Don’t get tired of meeting for peace, NGO tells southern Kaduna stakeholders

Whatapp News

By Mohammad Tijjani
Kachia (Kaduna State)  –  An NGO, Global Peace Foundation Nigerian  (GPFN), on Thursday urged stakeholders in Southern Kaduna not to get tired of meeting to promote lasting peace in the area.
The Northern Coordinators of the foundation,  Rev. Jonh Hayab and Sheik Haliru Maraya made the appeal during a stakeholders meeting of Southern Kaduna Peace and Reconciliation Committee held in Kachia, Kaduna State.
The meeting was organised by GPFN in conjunction with Kaduna State Peace Commission.
Major stakeholders at the meeting included the Christian Association of Nigeria, Jama’atul Nasril Islam,  Miyetti Allah Cattle Breeders Association, Southern Kaduna People’s Union  and Southern Kaduna Muslim Ummah Development Association  among others.
The coordinators said peace building is a continuous process, as such it is important to talk to all concerned stakeholders from time to time to achieve permanent solution.
“The meeting is a review of conflicts situations so as to find lasting  solutions,” the coordinators said.
In his remarks, the Chairman of Southern Kaduna Peace and  Reconciliation Committee, Mr Solomon Musa, appealed to all stakeholders to drop their differences “so that peace can reign in our communities.”
Also, the Executive  Vice Chairman, Kaduna State Peace Commission, Mrs Priscilla Ankut, said peace building is for optimistic people, adding that “as optimistic people we will continue to build bridges.”

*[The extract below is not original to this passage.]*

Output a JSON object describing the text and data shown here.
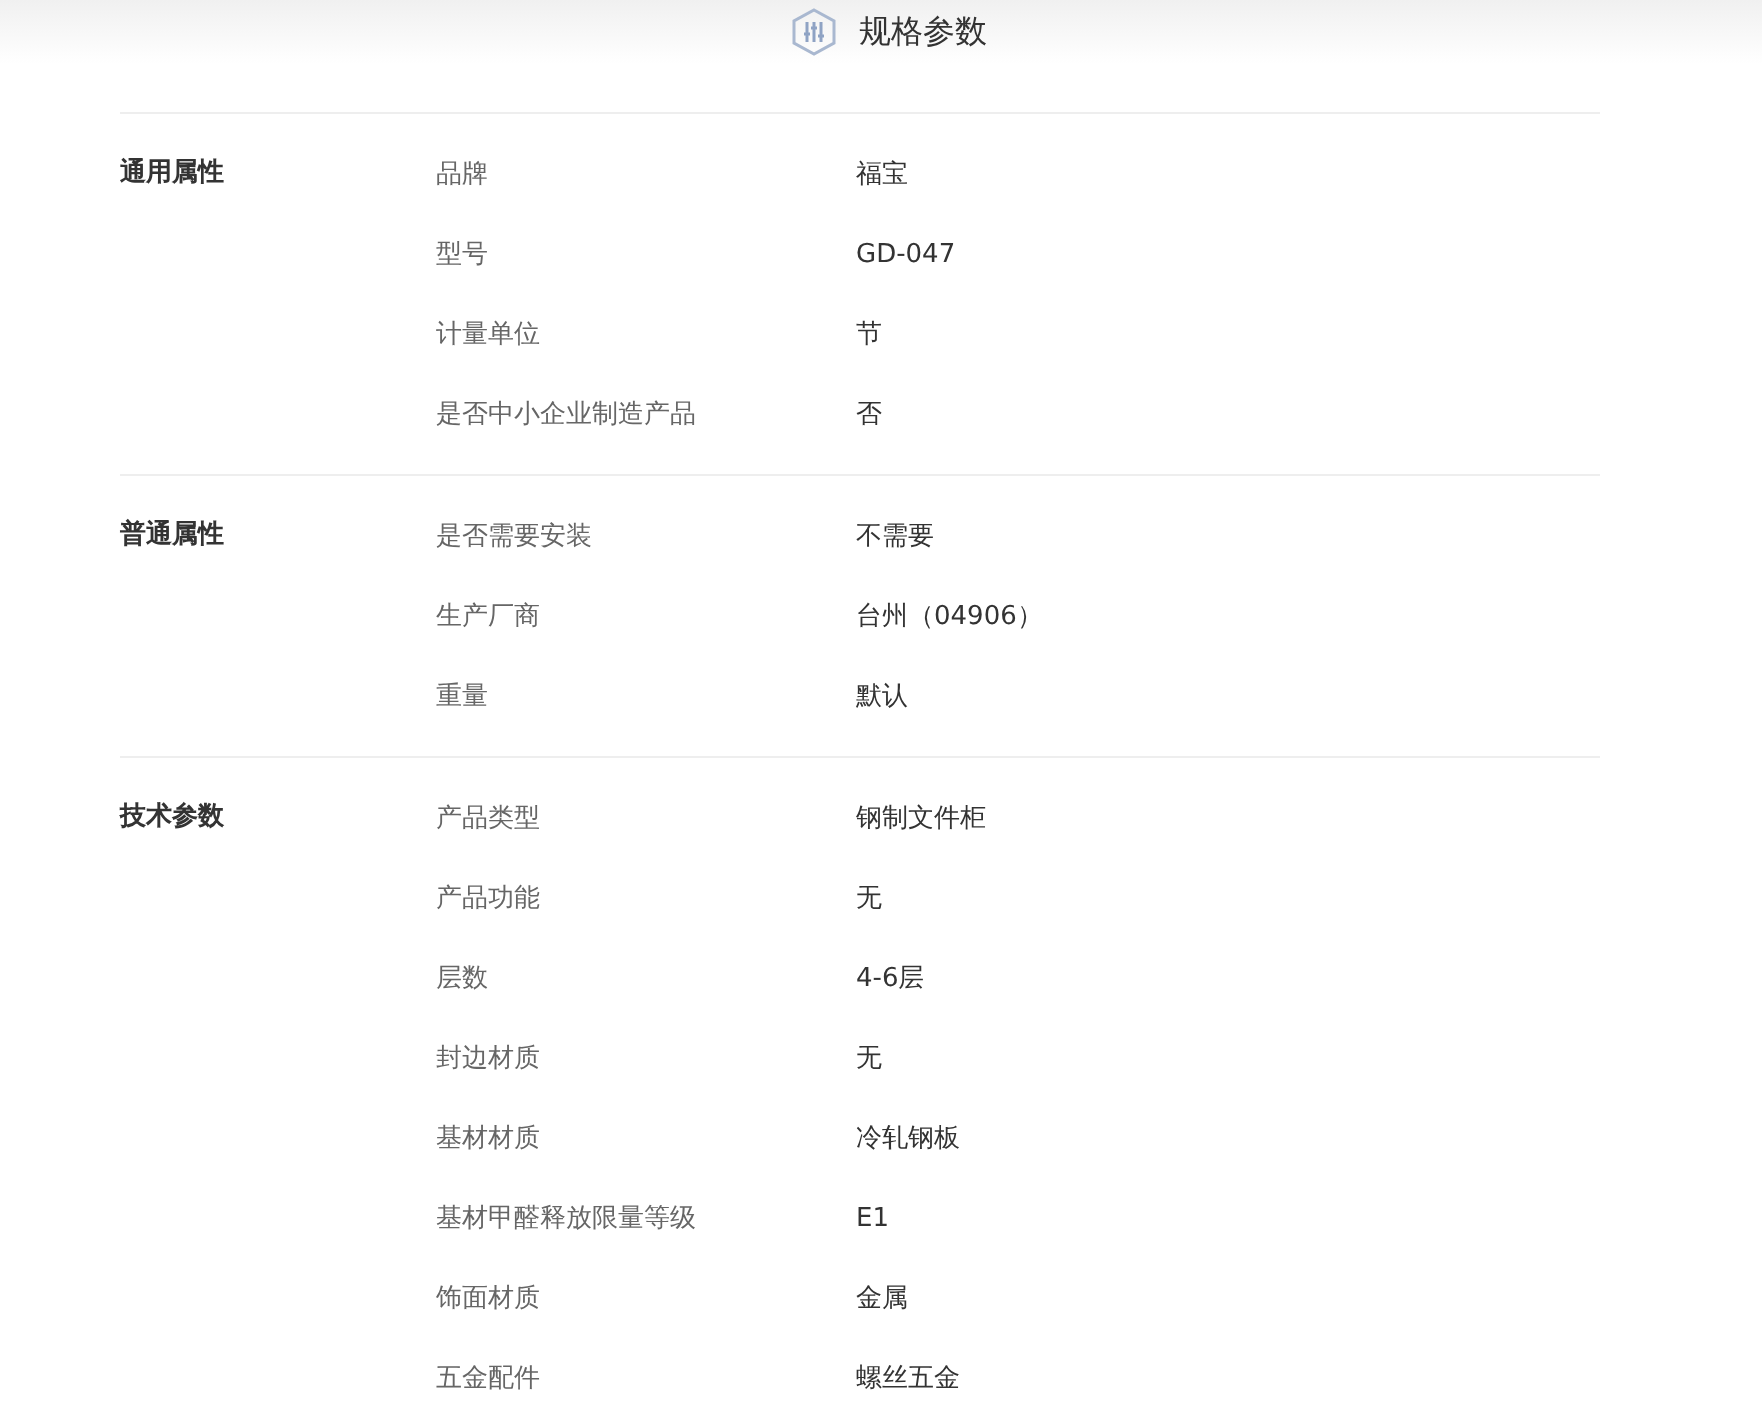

Ankut said that commission would work with the foundation in its efforts to contribute to the peace and stability of Southern Kaduna.

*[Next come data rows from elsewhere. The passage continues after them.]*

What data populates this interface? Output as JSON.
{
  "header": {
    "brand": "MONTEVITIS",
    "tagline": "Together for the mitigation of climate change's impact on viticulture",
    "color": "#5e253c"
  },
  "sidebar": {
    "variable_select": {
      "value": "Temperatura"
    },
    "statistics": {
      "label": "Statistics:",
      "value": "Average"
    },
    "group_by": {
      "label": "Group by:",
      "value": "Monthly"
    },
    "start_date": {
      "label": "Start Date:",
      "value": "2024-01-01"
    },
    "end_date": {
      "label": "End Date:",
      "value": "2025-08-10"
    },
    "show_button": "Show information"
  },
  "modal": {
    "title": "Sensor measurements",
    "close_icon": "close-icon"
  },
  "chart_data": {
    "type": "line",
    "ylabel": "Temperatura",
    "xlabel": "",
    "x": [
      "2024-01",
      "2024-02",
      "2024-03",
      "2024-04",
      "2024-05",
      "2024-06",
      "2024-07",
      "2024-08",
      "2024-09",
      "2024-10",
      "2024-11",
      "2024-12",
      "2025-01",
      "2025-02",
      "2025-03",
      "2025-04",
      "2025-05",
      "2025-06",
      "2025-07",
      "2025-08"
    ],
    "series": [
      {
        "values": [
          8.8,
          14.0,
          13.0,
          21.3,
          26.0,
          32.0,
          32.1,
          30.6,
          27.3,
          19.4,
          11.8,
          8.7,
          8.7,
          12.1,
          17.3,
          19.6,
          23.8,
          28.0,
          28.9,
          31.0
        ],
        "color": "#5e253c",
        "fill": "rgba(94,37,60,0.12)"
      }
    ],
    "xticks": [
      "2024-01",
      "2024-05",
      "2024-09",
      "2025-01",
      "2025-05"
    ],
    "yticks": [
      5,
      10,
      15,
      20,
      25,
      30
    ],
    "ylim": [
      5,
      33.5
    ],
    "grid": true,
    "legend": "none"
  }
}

 “For us at peace commission, by participating in the meeting, we can solicit ideas, inputs and suggestions to help the commission in implementing it’s mandate of ensuring peaceful co-existence in Kaduna State,” she added.
According to her, the commission now offers a coordinating platform of bringing all initiatives at play in the state by various stakeholders to achieve lasting peace through mutual respect and understanding.

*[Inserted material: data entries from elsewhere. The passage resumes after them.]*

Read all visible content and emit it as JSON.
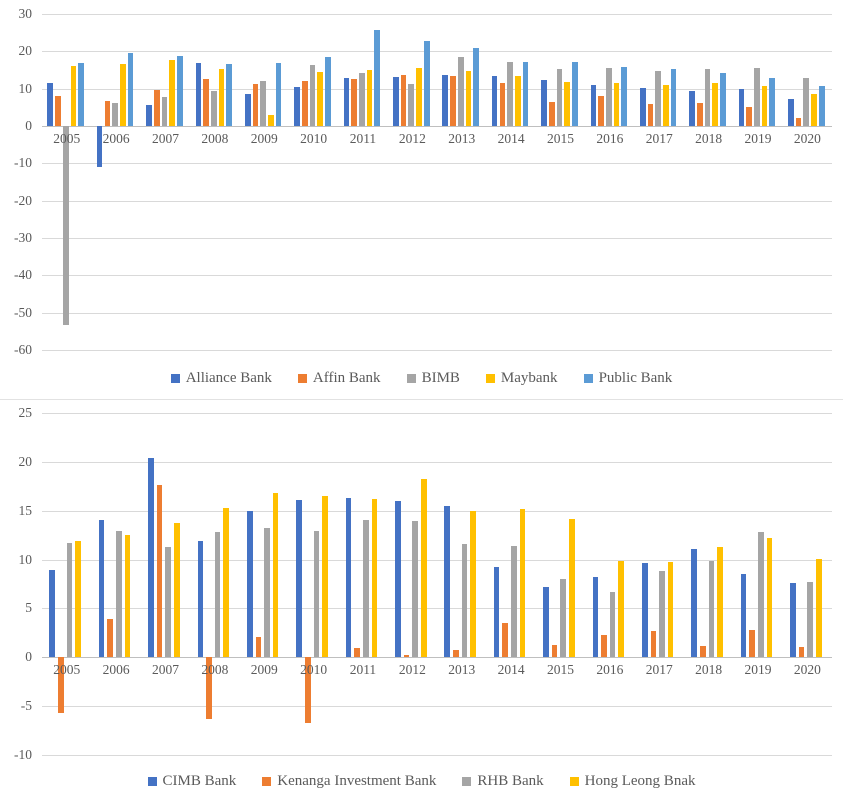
{
  "charts": [
    {
      "id": "top",
      "legend": [
        {
          "label": "Alliance Bank",
          "color": "#4472C4"
        },
        {
          "label": "Affin Bank",
          "color": "#ED7D31"
        },
        {
          "label": "BIMB",
          "color": "#A5A5A5"
        },
        {
          "label": "Maybank",
          "color": "#FFC000"
        },
        {
          "label": "Public Bank",
          "color": "#5B9BD5"
        }
      ]
    },
    {
      "id": "bottom",
      "legend": [
        {
          "label": "CIMB Bank",
          "color": "#4472C4"
        },
        {
          "label": "Kenanga Investment Bank",
          "color": "#ED7D31"
        },
        {
          "label": "RHB Bank",
          "color": "#A5A5A5"
        },
        {
          "label": "Hong Leong Bnak",
          "color": "#FFC000"
        }
      ]
    }
  ],
  "chart_data": [
    {
      "type": "bar",
      "title": "",
      "xlabel": "",
      "ylabel": "",
      "grid": true,
      "legend_position": "bottom",
      "ylim": [
        -60,
        30
      ],
      "yticks": [
        30,
        20,
        10,
        0,
        -10,
        -20,
        -30,
        -40,
        -50,
        -60
      ],
      "ytick_labels": [
        "30",
        "20",
        "10",
        "0",
        "-10",
        "-20",
        "-30",
        "-40",
        "-50",
        "-60"
      ],
      "categories": [
        "2005",
        "2006",
        "2007",
        "2008",
        "2009",
        "2010",
        "2011",
        "2012",
        "2013",
        "2014",
        "2015",
        "2016",
        "2017",
        "2018",
        "2019",
        "2020"
      ],
      "series": [
        {
          "name": "Alliance Bank",
          "color": "#4472C4",
          "values": [
            11.4,
            -10.9,
            5.6,
            16.8,
            8.6,
            10.4,
            12.8,
            13.1,
            13.7,
            13.4,
            12.3,
            11.0,
            10.2,
            9.4,
            9.9,
            7.3
          ]
        },
        {
          "name": "Affin Bank",
          "color": "#ED7D31",
          "values": [
            8.1,
            6.8,
            9.6,
            12.6,
            11.2,
            12.1,
            12.6,
            13.6,
            13.5,
            11.4,
            6.4,
            8.0,
            5.8,
            6.2,
            5.1,
            2.1
          ]
        },
        {
          "name": "BIMB",
          "color": "#A5A5A5",
          "values": [
            -53.2,
            6.2,
            7.7,
            9.3,
            12.0,
            16.3,
            14.2,
            11.2,
            18.5,
            17.1,
            15.4,
            15.6,
            14.8,
            15.2,
            15.6,
            12.8
          ]
        },
        {
          "name": "Maybank",
          "color": "#FFC000",
          "values": [
            16.0,
            16.5,
            17.6,
            15.2,
            3.0,
            14.4,
            15.0,
            15.5,
            14.7,
            13.3,
            11.8,
            11.4,
            11.1,
            11.4,
            10.7,
            8.5
          ]
        },
        {
          "name": "Public Bank",
          "color": "#5B9BD5",
          "values": [
            17.0,
            19.5,
            18.7,
            16.5,
            16.8,
            18.4,
            25.6,
            22.7,
            21.0,
            17.2,
            17.1,
            15.8,
            15.2,
            14.2,
            12.8,
            10.7
          ]
        }
      ]
    },
    {
      "type": "bar",
      "title": "",
      "xlabel": "",
      "ylabel": "",
      "grid": true,
      "legend_position": "bottom",
      "ylim": [
        -10,
        25
      ],
      "yticks": [
        25,
        20,
        15,
        10,
        5,
        0,
        -5,
        -10
      ],
      "ytick_labels": [
        "25",
        "20",
        "15",
        "10",
        "5",
        "0",
        "-5",
        "-10"
      ],
      "categories": [
        "2005",
        "2006",
        "2007",
        "2008",
        "2009",
        "2010",
        "2011",
        "2012",
        "2013",
        "2014",
        "2015",
        "2016",
        "2017",
        "2018",
        "2019",
        "2020"
      ],
      "series": [
        {
          "name": "CIMB Bank",
          "color": "#4472C4",
          "values": [
            8.9,
            14.0,
            20.4,
            11.9,
            15.0,
            16.1,
            16.3,
            16.0,
            15.5,
            9.2,
            7.2,
            8.2,
            9.6,
            11.1,
            8.5,
            7.6
          ]
        },
        {
          "name": "Kenanga Investment Bank",
          "color": "#ED7D31",
          "values": [
            -5.7,
            3.9,
            17.6,
            -6.3,
            2.1,
            -6.7,
            1.0,
            0.2,
            0.7,
            3.5,
            1.3,
            2.3,
            2.7,
            1.2,
            2.8,
            1.1
          ]
        },
        {
          "name": "RHB Bank",
          "color": "#A5A5A5",
          "values": [
            11.7,
            12.9,
            11.3,
            12.8,
            13.2,
            12.9,
            14.0,
            13.9,
            11.6,
            11.4,
            8.0,
            6.7,
            8.8,
            9.9,
            12.8,
            7.7
          ]
        },
        {
          "name": "Hong Leong Bnak",
          "color": "#FFC000",
          "values": [
            11.9,
            12.5,
            13.7,
            15.3,
            16.8,
            16.5,
            16.2,
            18.2,
            15.0,
            15.2,
            14.2,
            9.9,
            9.8,
            11.3,
            12.2,
            10.1
          ]
        }
      ]
    }
  ]
}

“There are very many groups in the state that are well meaning and ready to contribute to the peace process in the state.
“The commission came in to coordinate all these efforts and make sure we are all aligned to a strategic vision, which is to ensure peaceful coexistence, justice to all and for us all to embrace our diversity.”
The vice chairman stressed that the commission would not get tired of consultation, which she described as “fundamental to any peace process.”
“Fundamentally, speaking with people is important to peace building; we will continue to identify new actors and groups and engage them to find a permanent peace in the state,” Ankut said.